What is so different about Saturday nights at the Turf Club? They represent the old way. Everybody is dancing, drinking, and flirting. It's utopian. It's a goddamn party. Like it used to be. Like it's supposed to be. The indie rock orthodoxy, with its prevailing mandate of joyless self-expression, sexless fashionability, and thwarted celebration, has such a wide grasp that it's easy to forget why people started going to see bands play rock in the first place: to have a good time. My own little life in rock has been a constant argument between the impulse to have fun (holy) and the desire to be taken seriously (deadly); tonight I am reminded that the best thing a band can do--the prime directive--is to entertain a roomful of people who have come out to forget their troubles for a night. It's a lesson I've been handed several times, each one refreshing and necessary. After all the consternation of the tour, wondering whether people will like our music, whether we will be appreciated by the right people for the right reasons, whether our record will be played on the radio, whether it will sell, whether we look and sound good enough to break through to the mysterious world of self-sustenance--all of it--our journey has led us to St. Paul, Minnesota, to a 50-year-old bar with pictures of Neil Young on every vertical surface, where everyone is fully involved in having the best possible time before they have to go back home to the rest of their lives.

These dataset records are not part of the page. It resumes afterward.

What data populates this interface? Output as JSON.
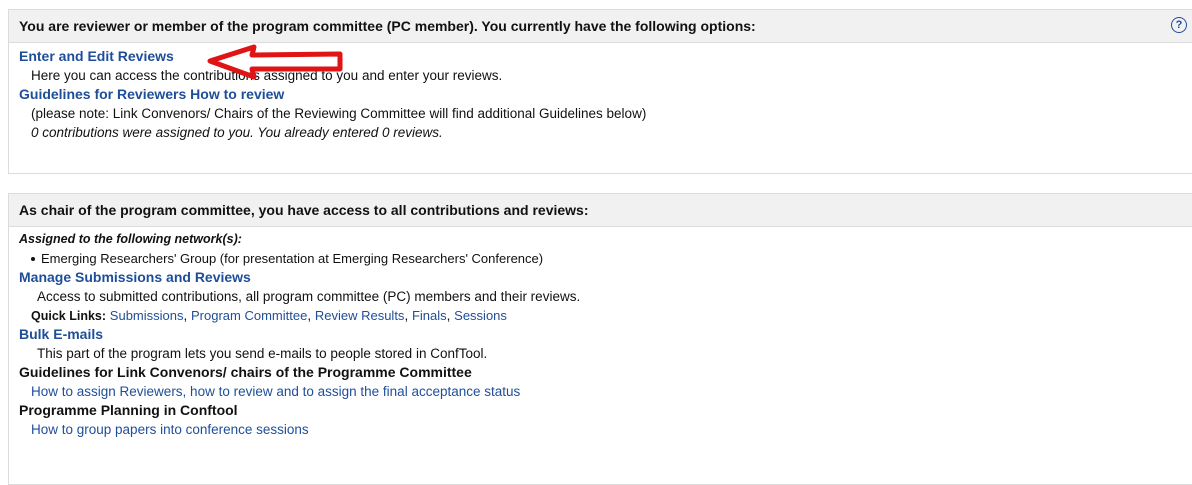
{
  "panel1": {
    "heading": "You are reviewer or member of the program committee (PC member). You currently have the following options:",
    "help_icon": "question-circle-icon",
    "enter_reviews": {
      "title": "Enter and Edit Reviews",
      "desc": "Here you can access the contributions assigned to you and enter your reviews."
    },
    "guidelines": {
      "title": "Guidelines for Reviewers How to review",
      "desc": "(please note: Link Convenors/ Chairs of the Reviewing Committee will find additional Guidelines below)"
    },
    "status": "0 contributions were assigned to you. You already entered 0 reviews."
  },
  "annotation": {
    "arrow_color": "#e01414",
    "icon": "red-arrow-left-icon"
  },
  "panel2": {
    "heading": "As chair of the program committee, you have access to all contributions and reviews:",
    "assigned_label": "Assigned to the following network(s):",
    "networks": [
      "Emerging Researchers' Group (for presentation at Emerging Researchers' Conference)"
    ],
    "manage": {
      "title": "Manage Submissions and Reviews",
      "desc": "Access to submitted contributions, all program committee (PC) members and their reviews."
    },
    "quick_links": {
      "label": "Quick Links:",
      "items": [
        "Submissions",
        "Program Committee",
        "Review Results",
        "Finals",
        "Sessions"
      ],
      "separator": ", "
    },
    "bulk": {
      "title": "Bulk E-mails",
      "desc": "This part of the program lets you send e-mails to people stored in ConfTool."
    },
    "guidelines_convenors": {
      "title": "Guidelines for Link Convenors/ chairs of the Programme Committee",
      "link": "How to assign Reviewers, how to review and to assign the final acceptance status"
    },
    "planning": {
      "title": "Programme Planning in Conftool",
      "link": "How to group papers into conference sessions"
    }
  },
  "colors": {
    "link": "#1f4e99",
    "header_bg": "#f1f1f1",
    "border": "#dcdcdc"
  }
}
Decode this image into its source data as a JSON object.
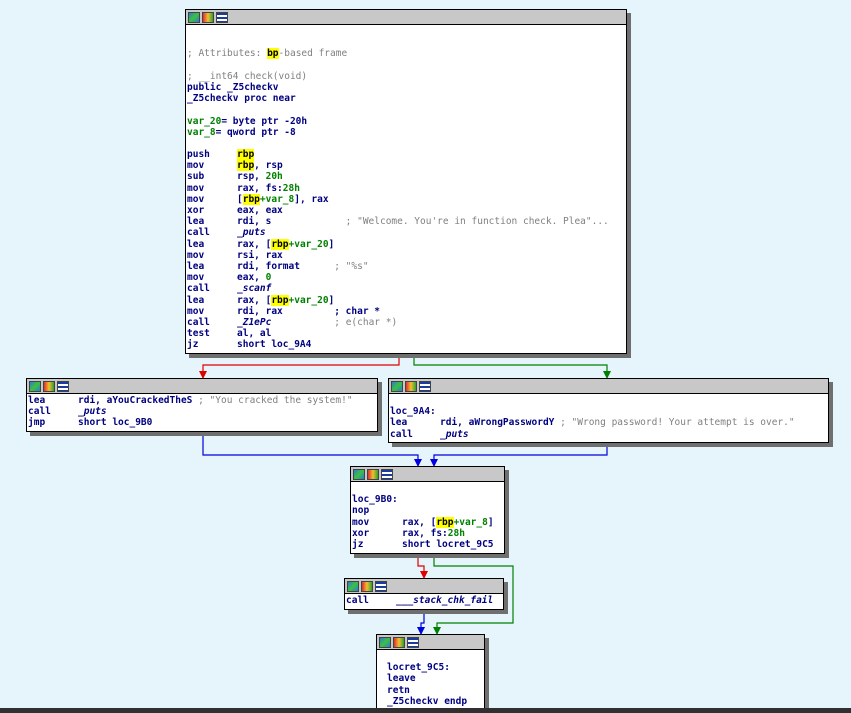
{
  "node_main": {
    "lines": [
      {
        "t": "blank"
      },
      {
        "t": "blank"
      },
      {
        "t": "comment_attr",
        "pre": "; Attributes: ",
        "hl": "bp",
        "post": "-based frame"
      },
      {
        "t": "blank"
      },
      {
        "t": "comment",
        "text": "; __int64 check(void)"
      },
      {
        "t": "plain",
        "text": "public _Z5checkv"
      },
      {
        "t": "plain",
        "text": "_Z5checkv proc near"
      },
      {
        "t": "blank"
      },
      {
        "t": "var",
        "name": "var_20",
        "rest": "= byte ptr -20h"
      },
      {
        "t": "var",
        "name": "var_8",
        "rest": "= qword ptr -8"
      },
      {
        "t": "blank"
      },
      {
        "t": "ins",
        "mn": "push",
        "parts": [
          {
            "c": "hl",
            "v": "rbp"
          }
        ]
      },
      {
        "t": "ins",
        "mn": "mov",
        "parts": [
          {
            "c": "hl",
            "v": "rbp"
          },
          {
            "c": "reg",
            "v": ", rsp"
          }
        ]
      },
      {
        "t": "ins",
        "mn": "sub",
        "parts": [
          {
            "c": "reg",
            "v": "rsp, "
          },
          {
            "c": "num",
            "v": "20h"
          }
        ]
      },
      {
        "t": "ins",
        "mn": "mov",
        "parts": [
          {
            "c": "reg",
            "v": "rax, fs:"
          },
          {
            "c": "num",
            "v": "28h"
          }
        ]
      },
      {
        "t": "ins",
        "mn": "mov",
        "parts": [
          {
            "c": "reg",
            "v": "["
          },
          {
            "c": "hl",
            "v": "rbp"
          },
          {
            "c": "var",
            "v": "+var_8"
          },
          {
            "c": "reg",
            "v": "], rax"
          }
        ]
      },
      {
        "t": "ins",
        "mn": "xor",
        "parts": [
          {
            "c": "reg",
            "v": "eax, eax"
          }
        ]
      },
      {
        "t": "ins",
        "mn": "lea",
        "parts": [
          {
            "c": "reg",
            "v": "rdi, s             "
          },
          {
            "c": "cmt",
            "v": "; \"Welcome. You're in function check. Plea\"..."
          }
        ]
      },
      {
        "t": "ins",
        "mn": "call",
        "parts": [
          {
            "c": "fn",
            "v": "_puts"
          }
        ]
      },
      {
        "t": "ins",
        "mn": "lea",
        "parts": [
          {
            "c": "reg",
            "v": "rax, ["
          },
          {
            "c": "hl",
            "v": "rbp"
          },
          {
            "c": "var",
            "v": "+var_20"
          },
          {
            "c": "reg",
            "v": "]"
          }
        ]
      },
      {
        "t": "ins",
        "mn": "mov",
        "parts": [
          {
            "c": "reg",
            "v": "rsi, rax"
          }
        ]
      },
      {
        "t": "ins",
        "mn": "lea",
        "parts": [
          {
            "c": "reg",
            "v": "rdi, format      "
          },
          {
            "c": "cmt",
            "v": "; \"%s\""
          }
        ]
      },
      {
        "t": "ins",
        "mn": "mov",
        "parts": [
          {
            "c": "reg",
            "v": "eax, "
          },
          {
            "c": "num",
            "v": "0"
          }
        ]
      },
      {
        "t": "ins",
        "mn": "call",
        "parts": [
          {
            "c": "fn",
            "v": "_scanf"
          }
        ]
      },
      {
        "t": "ins",
        "mn": "lea",
        "parts": [
          {
            "c": "reg",
            "v": "rax, ["
          },
          {
            "c": "hl",
            "v": "rbp"
          },
          {
            "c": "var",
            "v": "+var_20"
          },
          {
            "c": "reg",
            "v": "]"
          }
        ]
      },
      {
        "t": "ins",
        "mn": "mov",
        "parts": [
          {
            "c": "reg",
            "v": "rdi, rax         "
          },
          {
            "c": "kw",
            "v": "; char *"
          }
        ]
      },
      {
        "t": "ins",
        "mn": "call",
        "parts": [
          {
            "c": "fn",
            "v": "_Z1ePc"
          },
          {
            "c": "reg",
            "v": "           "
          },
          {
            "c": "cmt",
            "v": "; e(char *)"
          }
        ]
      },
      {
        "t": "ins",
        "mn": "test",
        "parts": [
          {
            "c": "reg",
            "v": "al, al"
          }
        ]
      },
      {
        "t": "ins",
        "mn": "jz",
        "parts": [
          {
            "c": "reg",
            "v": "short loc_9A4"
          }
        ]
      }
    ]
  },
  "node_cracked": {
    "lines": [
      {
        "t": "ins",
        "mn": "lea",
        "parts": [
          {
            "c": "reg",
            "v": "rdi, aYouCrackedTheS "
          },
          {
            "c": "cmt",
            "v": "; \"You cracked the system!\""
          }
        ]
      },
      {
        "t": "ins",
        "mn": "call",
        "parts": [
          {
            "c": "fn",
            "v": "_puts"
          }
        ]
      },
      {
        "t": "ins",
        "mn": "jmp",
        "parts": [
          {
            "c": "reg",
            "v": "short loc_9B0"
          }
        ]
      }
    ]
  },
  "node_wrong": {
    "lines": [
      {
        "t": "blank"
      },
      {
        "t": "plain",
        "text": "loc_9A4:"
      },
      {
        "t": "ins",
        "mn": "lea",
        "parts": [
          {
            "c": "reg",
            "v": "rdi, aWrongPasswordY "
          },
          {
            "c": "cmt",
            "v": "; \"Wrong password! Your attempt is over.\""
          }
        ]
      },
      {
        "t": "ins",
        "mn": "call",
        "parts": [
          {
            "c": "fn",
            "v": "_puts"
          }
        ]
      }
    ]
  },
  "node_9b0": {
    "lines": [
      {
        "t": "blank"
      },
      {
        "t": "plain",
        "text": "loc_9B0:"
      },
      {
        "t": "ins",
        "mn": "nop",
        "parts": []
      },
      {
        "t": "ins",
        "mn": "mov",
        "parts": [
          {
            "c": "reg",
            "v": "rax, ["
          },
          {
            "c": "hl",
            "v": "rbp"
          },
          {
            "c": "var",
            "v": "+var_8"
          },
          {
            "c": "reg",
            "v": "]"
          }
        ]
      },
      {
        "t": "ins",
        "mn": "xor",
        "parts": [
          {
            "c": "reg",
            "v": "rax, fs:"
          },
          {
            "c": "num",
            "v": "28h"
          }
        ]
      },
      {
        "t": "ins",
        "mn": "jz",
        "parts": [
          {
            "c": "reg",
            "v": "short locret_9C5"
          }
        ]
      }
    ]
  },
  "node_chk": {
    "lines": [
      {
        "t": "ins",
        "mn": "call",
        "parts": [
          {
            "c": "fn",
            "v": "___stack_chk_fail"
          }
        ]
      }
    ]
  },
  "node_ret": {
    "lines": [
      {
        "t": "blank"
      },
      {
        "t": "plain",
        "text": "locret_9C5:"
      },
      {
        "t": "ins",
        "mn": "leave",
        "parts": []
      },
      {
        "t": "ins",
        "mn": "retn",
        "parts": []
      },
      {
        "t": "plain",
        "text": "_Z5checkv endp"
      }
    ]
  },
  "colors": {
    "true_edge": "#e00000",
    "false_edge": "#008000",
    "jump_edge": "#0000e0",
    "highlight": "#ffff00"
  },
  "icons": [
    "graph-overview-icon",
    "node-color-icon",
    "text-view-icon"
  ]
}
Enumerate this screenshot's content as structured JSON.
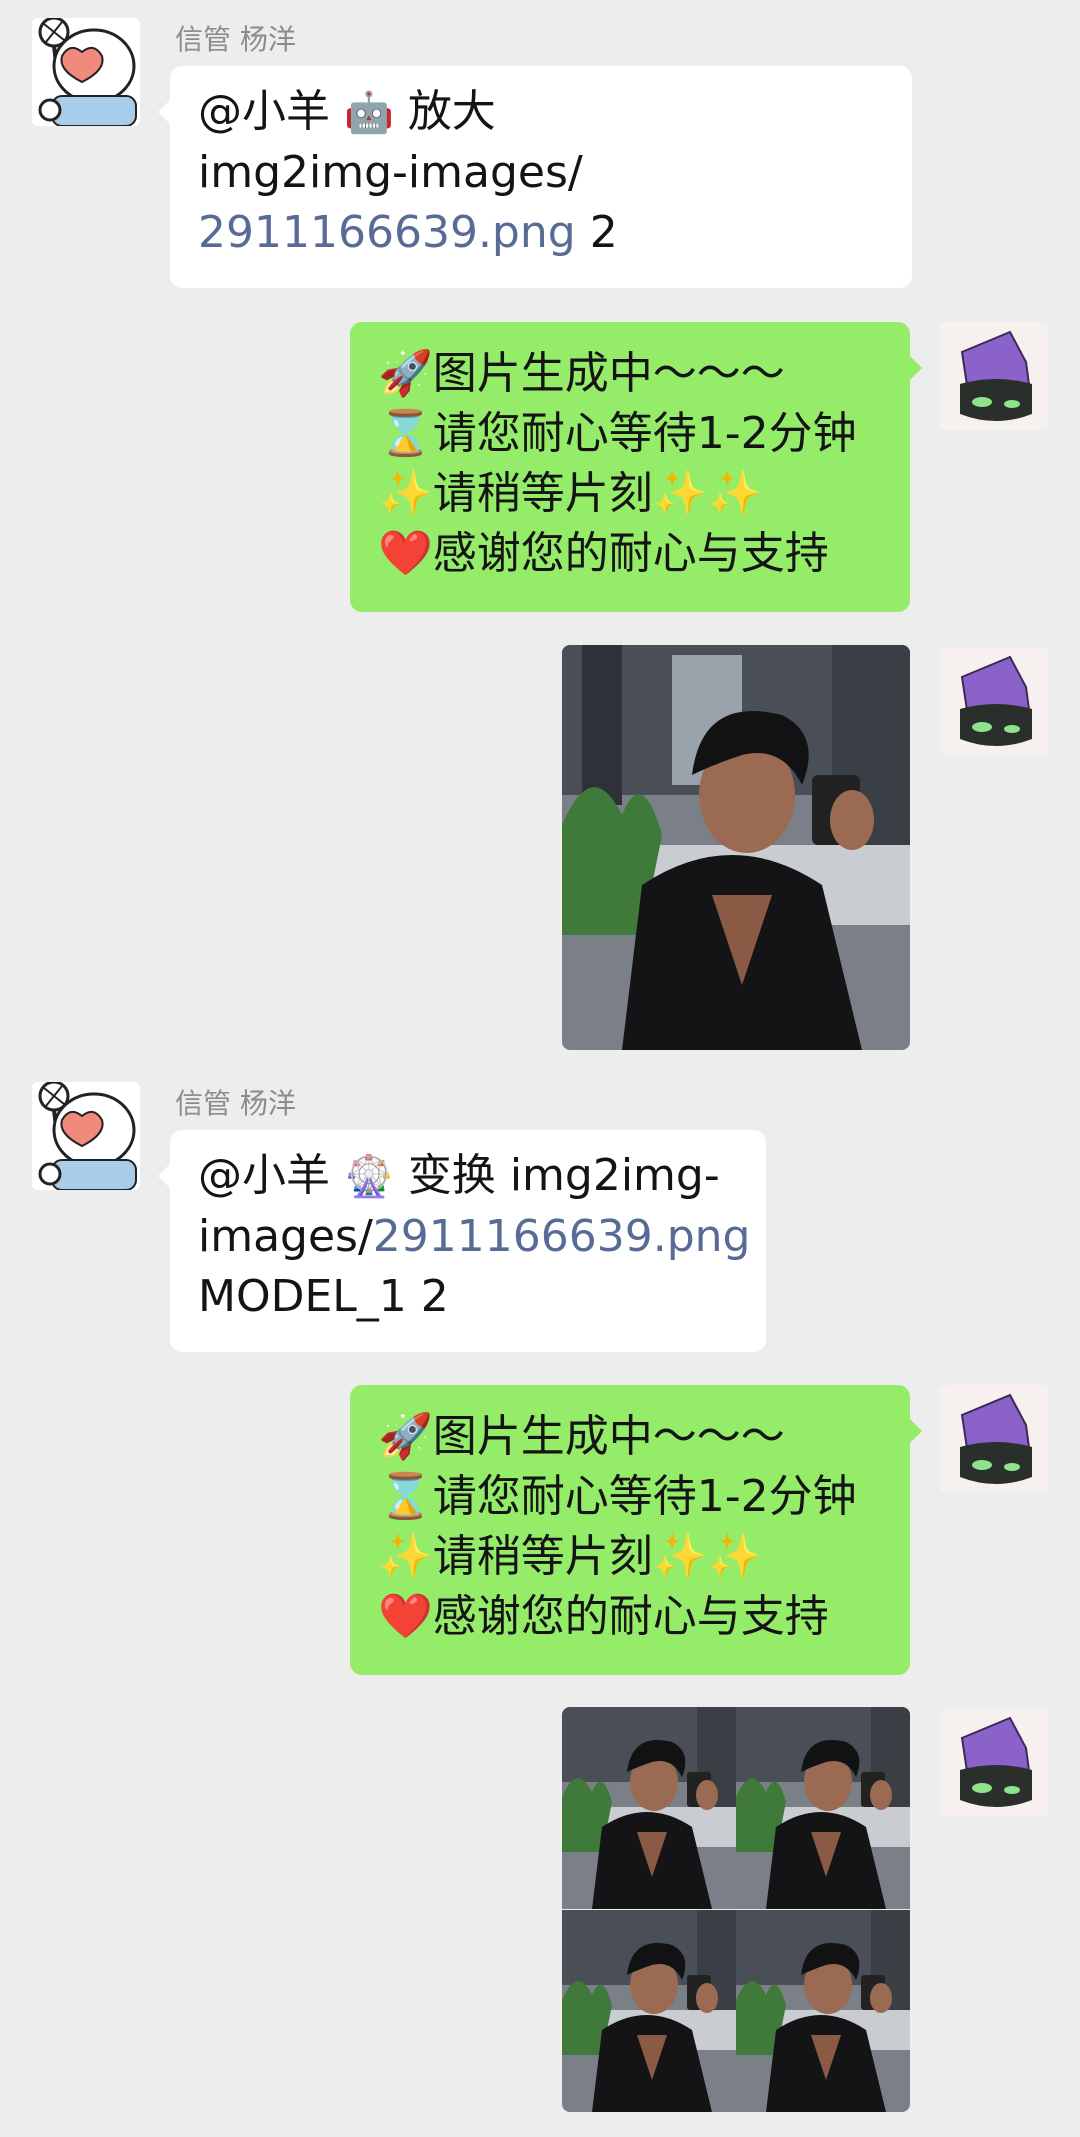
{
  "messages": [
    {
      "sender": "信管 杨洋",
      "mention": "@小羊",
      "emoji": "🤖",
      "command": "放大",
      "line2": "img2img-images/",
      "link": "2911166639.png",
      "tail": "2"
    },
    {
      "lines": [
        "🚀图片生成中～～～",
        "⌛请您耐心等待1-2分钟",
        "✨请稍等片刻✨✨",
        "❤️感谢您的耐心与支持"
      ]
    },
    {
      "image": "generated-portrait"
    },
    {
      "sender": "信管 杨洋",
      "mention": "@小羊",
      "emoji": "🎡",
      "command": "变换",
      "line1_tail": "img2img-",
      "line2": "images/",
      "link": "2911166639.png",
      "line3": "MODEL_1 2"
    },
    {
      "lines": [
        "🚀图片生成中～～～",
        "⌛请您耐心等待1-2分钟",
        "✨请稍等片刻✨✨",
        "❤️感谢您的耐心与支持"
      ]
    },
    {
      "image": "generated-grid-2x2"
    }
  ],
  "icons": {
    "left_avatar": "cartoon-sheep-avatar",
    "right_avatar": "purple-robot-avatar"
  },
  "colors": {
    "background": "#ededed",
    "incoming_bubble": "#ffffff",
    "outgoing_bubble": "#95ec69",
    "link": "#576b95"
  }
}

The best possible time is exactly what we all have. After the show, we hang out with the bar staff and Clearinghouse boys (princes all), drinking and smoking and exchanging flatteries until the last possible second, then, after a prolonged goodbye in which every possible hand is shaken and shaken again, and the invitations to come back anytime are accepted and affirmed, we finally drag ourselves into the blue van and begin the long ride back to Seattle.